2024-07-04 14:54:03
AThe obvious closure for the “Nouveau Front Populaire”, the new popular front, is at the entrance of the Republic. However, only theaters are advertised, this year there is also an election campaign. The famous Festival d’Avignon is overshadowed by the general elections. Where is the country going? With this request you walk past the medieval city wall and up the Boulevard de la République towards the Pope’s palace, where the beautiful city center welcomes you with its southern French flair. The French theater scene is more politically turbulent than ever.
Not that things have been particularly quiet at the Festival d’Avignon in recent years. A year ago violent riots broke out across the country after police shot dead a young man. Two years ago the response to the Russian military attack on Ukraine was “Stop the War!”. And three years ago, loud demonstrations took place around the city walls that did not want vaccination certificate checks when visiting cafes. And this year? After Macron’s surprise dismissal of the National Assembly, the opening fell on the eve of the first round of voting.
The shock after the results on Sunday evening was great. Tiago Rodrigues, the director of the festival, said that he will not cooperate with the National Rally in any way, even if it means giving a grant from Paris. The Portuguese theater maker, whose play “Catarina and the Beauty of Killing Fascists” is attracting attention throughout Europe, speaks of “Resistance”. First “Future Populaire”, now “Opposition”? It seems that half of France is in the grip of a new fiction to stop the rightists.
Ariane Mnouchkine, Grande Dame of the French theater and founder of the Théâtre du Soleil, sought clear words. Mnouchkine wrote in the left-wing newspaper Libération: “I think we are part of this, we, the left, we, the cultural workers. “When people say what they see, they are told that they are wrong, that they did not see what they saw. It just feels false, they told them. Later, when they persisted, they told them that they were fools, and when they persisted, they called them fools.”
Due to current events, we have organized an evening at the Festival d’Avignon to mobilize against the extreme right, with many famous theater people and people from civil society. But who is he talking to? The theater stages gathered in Avignon are not the support of the “Rassemblement National”, on the contrary. Such episodes, designed as self-correcting soliloquies, seem like a dispassionate confirmation of Mnouchkine’s writings. Wouldn’t it be good to invite people to a debate about the role of cultural poverty in the promotion of the right?
The opening trumpets include power productions
Arts, the 78th edition of the Festival d’Avignon is off to a strong start. Rodrigues presented his new piece “Hécube, pas Hécube” with the Comédie-Française conference in an outdoor, old woodshed. He skillfully overcomes two stages: a group of actors reenacts “Hecuba” by Euripides, in which the title character becomes the avenger of his son’s murderer.
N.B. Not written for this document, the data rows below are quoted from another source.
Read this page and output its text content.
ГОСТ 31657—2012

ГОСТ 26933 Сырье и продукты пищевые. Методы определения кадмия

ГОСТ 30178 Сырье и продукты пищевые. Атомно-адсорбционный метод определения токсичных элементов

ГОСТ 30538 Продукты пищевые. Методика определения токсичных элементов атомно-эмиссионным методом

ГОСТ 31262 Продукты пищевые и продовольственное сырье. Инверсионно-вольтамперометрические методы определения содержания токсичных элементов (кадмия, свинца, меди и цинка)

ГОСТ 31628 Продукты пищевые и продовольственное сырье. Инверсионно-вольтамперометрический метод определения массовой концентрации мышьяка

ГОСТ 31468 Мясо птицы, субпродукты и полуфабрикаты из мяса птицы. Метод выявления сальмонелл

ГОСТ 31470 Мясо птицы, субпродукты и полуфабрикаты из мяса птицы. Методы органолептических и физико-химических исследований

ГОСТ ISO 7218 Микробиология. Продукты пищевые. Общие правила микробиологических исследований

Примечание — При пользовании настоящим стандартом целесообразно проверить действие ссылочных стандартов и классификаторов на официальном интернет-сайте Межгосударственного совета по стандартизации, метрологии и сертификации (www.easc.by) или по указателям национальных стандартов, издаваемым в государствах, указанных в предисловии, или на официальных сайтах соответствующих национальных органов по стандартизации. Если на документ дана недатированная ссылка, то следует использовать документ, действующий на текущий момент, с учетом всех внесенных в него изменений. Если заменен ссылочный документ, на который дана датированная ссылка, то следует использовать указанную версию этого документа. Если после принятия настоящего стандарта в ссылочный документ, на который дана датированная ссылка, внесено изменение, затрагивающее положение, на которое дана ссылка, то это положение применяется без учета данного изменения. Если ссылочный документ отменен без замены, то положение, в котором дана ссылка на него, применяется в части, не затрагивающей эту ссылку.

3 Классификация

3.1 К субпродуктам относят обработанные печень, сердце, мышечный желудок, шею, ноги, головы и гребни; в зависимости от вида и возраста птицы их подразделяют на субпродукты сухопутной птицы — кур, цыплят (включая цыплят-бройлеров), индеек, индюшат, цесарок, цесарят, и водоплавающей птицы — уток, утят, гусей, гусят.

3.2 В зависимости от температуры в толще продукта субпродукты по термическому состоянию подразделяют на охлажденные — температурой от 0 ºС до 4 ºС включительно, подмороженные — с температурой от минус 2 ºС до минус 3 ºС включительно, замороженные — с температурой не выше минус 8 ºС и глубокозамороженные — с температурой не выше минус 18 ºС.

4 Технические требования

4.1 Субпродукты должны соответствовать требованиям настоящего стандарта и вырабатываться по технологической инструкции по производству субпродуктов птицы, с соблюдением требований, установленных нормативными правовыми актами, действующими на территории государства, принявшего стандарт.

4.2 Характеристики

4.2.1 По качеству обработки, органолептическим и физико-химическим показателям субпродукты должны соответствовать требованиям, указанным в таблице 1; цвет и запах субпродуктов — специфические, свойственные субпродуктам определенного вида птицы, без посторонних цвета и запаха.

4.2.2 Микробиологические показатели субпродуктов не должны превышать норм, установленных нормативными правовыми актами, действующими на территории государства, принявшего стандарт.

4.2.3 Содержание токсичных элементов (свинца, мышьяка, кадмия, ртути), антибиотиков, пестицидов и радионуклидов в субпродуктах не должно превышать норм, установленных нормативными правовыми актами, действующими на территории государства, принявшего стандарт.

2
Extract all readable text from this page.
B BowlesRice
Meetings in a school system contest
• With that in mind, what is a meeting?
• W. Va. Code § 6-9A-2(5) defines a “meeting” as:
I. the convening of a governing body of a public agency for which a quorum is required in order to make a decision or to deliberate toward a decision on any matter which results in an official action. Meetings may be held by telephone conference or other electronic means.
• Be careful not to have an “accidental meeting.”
At the same time, the main actor is conducting an investigation against those responsible for an unfunded state institution in which children are abused, including his disabled son.
Mixed roles: the actress is, as the title suggests, Hecuba and not Hecuba. For Rodrigues, Troy became a welfare state besieged and destroyed by austerity; The vanquished no longer fought for improvements or justice, but only wanted revenge. Adults have limited influence through where society and the state fail. Is there a solution to this age-old conflict? Rodrigues, like Euripides, does not offer the required audience.
The opening of “Demon” is also brilliant, with the top actress Angélica Liddell playing Ingmar Bergman on the big stage in the courtyard of the Papal Palace. The movie star once watched John Paul II’s funeral on television and wrote his own eulogy, including a faithful replica of the pope’s coffin. Liddell has already shown in 2021 with his bloody bull performance “Liebestod” in Avignon that he has mastered the art of self-harm with blades as a virtue as the young Rainald Goetz once did in Klagenfurt.
The great actress Angélica Liddell opens with “Demon, Funeral of Bergman” in the Court of Honor of the Popes’ Palace
Source: dpa
Liddell’s script for Demon follows a note from Bergman’s workbook. First: rather abuse. What’s next: Scornful listeners. Now find your big themes: love, death, fear, art, feces, blood, sperm, age, redemption, hate, guilt, shame and more. Wearing high heels and almost naked, Liddell reached over the pants of the Catholic Church and threw a used bidet over the wall of the Pope’s Palace. In front of the row of old people, nude river parades, provocative female nudity – an allegory of transience.
In the end, Liddell sat in Bergman’s box in the light drizzle, an intimate conversation between the beautiful film of Catholic inspired extremism and Scandinavian-Protestant existentialism. A boy asked: “When will I die?” His answer was: “All the time! Always!” Liddell is the last Nietzschean of theater, a follower of Antonin Artaud. For him it is about the great affirmation of the circle of life with all its abysses, about yes to death. In comparison, Florentina Holzinger’s Catholicism farce “Sancta” seems harmless.
The Festival d’Avignon runs until July 21st. By then we will not only know who won the Tour de France or the men’s European football championship, but also who won the parliamentary elections in France. What this means for French culture and theater can probably already be guessed.